[22] Lit. 'to get from the tyrant all in a moment many times more than he will earn from all the rest of mankind in a whole lifetime, and depart.'

To which Simonides: Well, granted you have the worst of it in sights and sightseeing; yet, you must admit you are large gainers through the sense of hearing; you who are never stinted of that sweetest of all sounds,[23] the voice of praise, since all around you are for ever praising everything you do and everything you say. Whilst, conversely, to that most harsh and grating of all sounds, the language of abuse, your ears are sealed, since no one cares to speak evil against a monarch to his face.

[23] Cf. Cic. 'pro Arch.' 20, 'Themistoclem illum dixisse aiunt cum ex eo quaereretur, 'quod acroama aut cujus vocem libentissime audiret': 'ejus, a quo sua virtus optime praedicaretur.''

Then Hiero: And what pleasure do you suppose mere abstinence from evil words implies, when it is an open secret that those silent persons are cherishing all evil thoughts against the tyrant?[24] What mirth, do you imagine, is to be extracted from their panegyrics who are suspected of bestowing praise out of mere flattery?
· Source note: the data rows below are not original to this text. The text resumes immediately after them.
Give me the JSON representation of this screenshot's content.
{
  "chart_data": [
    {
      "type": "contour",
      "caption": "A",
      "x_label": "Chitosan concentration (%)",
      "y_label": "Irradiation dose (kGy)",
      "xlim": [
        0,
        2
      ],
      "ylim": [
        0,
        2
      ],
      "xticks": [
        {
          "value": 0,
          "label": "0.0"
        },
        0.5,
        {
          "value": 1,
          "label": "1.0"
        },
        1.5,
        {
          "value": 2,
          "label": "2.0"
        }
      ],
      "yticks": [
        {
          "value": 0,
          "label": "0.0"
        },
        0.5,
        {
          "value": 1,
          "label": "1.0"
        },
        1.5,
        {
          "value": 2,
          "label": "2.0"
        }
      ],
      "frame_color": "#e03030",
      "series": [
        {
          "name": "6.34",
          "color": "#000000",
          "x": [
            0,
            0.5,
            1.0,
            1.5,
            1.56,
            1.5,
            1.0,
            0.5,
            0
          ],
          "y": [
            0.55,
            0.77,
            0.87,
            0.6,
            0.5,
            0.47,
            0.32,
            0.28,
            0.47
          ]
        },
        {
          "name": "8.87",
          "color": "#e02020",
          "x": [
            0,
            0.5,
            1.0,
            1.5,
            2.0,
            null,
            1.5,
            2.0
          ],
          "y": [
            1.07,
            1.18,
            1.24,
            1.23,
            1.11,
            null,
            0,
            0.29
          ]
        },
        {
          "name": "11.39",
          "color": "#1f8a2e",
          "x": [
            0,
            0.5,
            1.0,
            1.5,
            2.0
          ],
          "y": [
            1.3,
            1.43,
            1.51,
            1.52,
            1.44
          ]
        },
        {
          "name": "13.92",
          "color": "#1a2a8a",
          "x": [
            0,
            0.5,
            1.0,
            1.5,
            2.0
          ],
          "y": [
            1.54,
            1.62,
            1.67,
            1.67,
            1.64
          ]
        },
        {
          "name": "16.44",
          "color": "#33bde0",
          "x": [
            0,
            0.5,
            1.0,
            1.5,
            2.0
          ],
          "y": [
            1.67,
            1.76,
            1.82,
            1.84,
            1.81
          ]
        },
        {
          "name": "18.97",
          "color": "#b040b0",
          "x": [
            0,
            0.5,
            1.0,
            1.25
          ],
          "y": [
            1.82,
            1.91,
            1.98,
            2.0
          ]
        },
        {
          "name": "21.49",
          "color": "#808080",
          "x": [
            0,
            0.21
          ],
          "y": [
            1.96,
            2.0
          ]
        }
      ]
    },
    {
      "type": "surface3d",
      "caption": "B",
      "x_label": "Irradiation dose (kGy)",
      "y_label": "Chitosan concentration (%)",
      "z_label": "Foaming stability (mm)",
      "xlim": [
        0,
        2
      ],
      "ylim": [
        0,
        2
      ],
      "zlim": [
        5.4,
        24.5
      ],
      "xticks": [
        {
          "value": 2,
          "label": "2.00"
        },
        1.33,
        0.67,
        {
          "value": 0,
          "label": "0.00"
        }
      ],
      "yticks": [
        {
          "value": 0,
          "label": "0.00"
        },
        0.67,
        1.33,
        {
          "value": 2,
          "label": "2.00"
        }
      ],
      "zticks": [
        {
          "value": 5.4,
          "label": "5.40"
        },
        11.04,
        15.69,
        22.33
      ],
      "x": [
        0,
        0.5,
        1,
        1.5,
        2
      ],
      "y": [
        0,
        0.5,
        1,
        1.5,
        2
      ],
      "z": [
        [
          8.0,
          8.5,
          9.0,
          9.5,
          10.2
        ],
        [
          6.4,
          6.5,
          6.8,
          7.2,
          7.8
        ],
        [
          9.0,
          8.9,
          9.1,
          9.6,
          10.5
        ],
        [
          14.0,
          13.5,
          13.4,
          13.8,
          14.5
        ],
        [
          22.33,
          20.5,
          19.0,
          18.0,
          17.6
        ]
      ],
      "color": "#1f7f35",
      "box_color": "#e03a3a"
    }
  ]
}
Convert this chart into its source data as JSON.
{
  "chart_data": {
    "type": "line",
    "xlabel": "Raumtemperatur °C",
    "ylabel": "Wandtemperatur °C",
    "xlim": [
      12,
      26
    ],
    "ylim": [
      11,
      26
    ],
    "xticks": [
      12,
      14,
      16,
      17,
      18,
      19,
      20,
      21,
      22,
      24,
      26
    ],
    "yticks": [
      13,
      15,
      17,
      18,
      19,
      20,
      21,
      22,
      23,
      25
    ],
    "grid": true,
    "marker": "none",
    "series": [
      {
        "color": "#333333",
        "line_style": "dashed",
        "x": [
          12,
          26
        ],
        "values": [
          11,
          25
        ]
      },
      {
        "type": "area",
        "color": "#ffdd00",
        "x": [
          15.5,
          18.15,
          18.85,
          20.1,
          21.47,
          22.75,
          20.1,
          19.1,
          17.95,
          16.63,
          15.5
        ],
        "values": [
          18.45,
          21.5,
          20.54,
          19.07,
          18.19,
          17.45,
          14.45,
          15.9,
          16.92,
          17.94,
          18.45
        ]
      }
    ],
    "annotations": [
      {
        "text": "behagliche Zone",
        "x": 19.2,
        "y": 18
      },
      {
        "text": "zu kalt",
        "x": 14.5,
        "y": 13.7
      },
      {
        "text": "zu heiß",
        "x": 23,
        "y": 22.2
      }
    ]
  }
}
[24] 'One knows plainly that these dumb attendants stand there like mutes, but harbour every evil thought against their autocratic lord.'

Simonides made answer: Yes, I must indeed admit, I do concede to you, that praise alone is sweetest which is breathed from lips of free men absolutely free. But, look you, here is a point: you will find it hard to persuade another, that you despots, within the limits of those things whereby we one and all sustain our bodies, in respect, that is, of meats and drinks, have not a far wider range of pleasures.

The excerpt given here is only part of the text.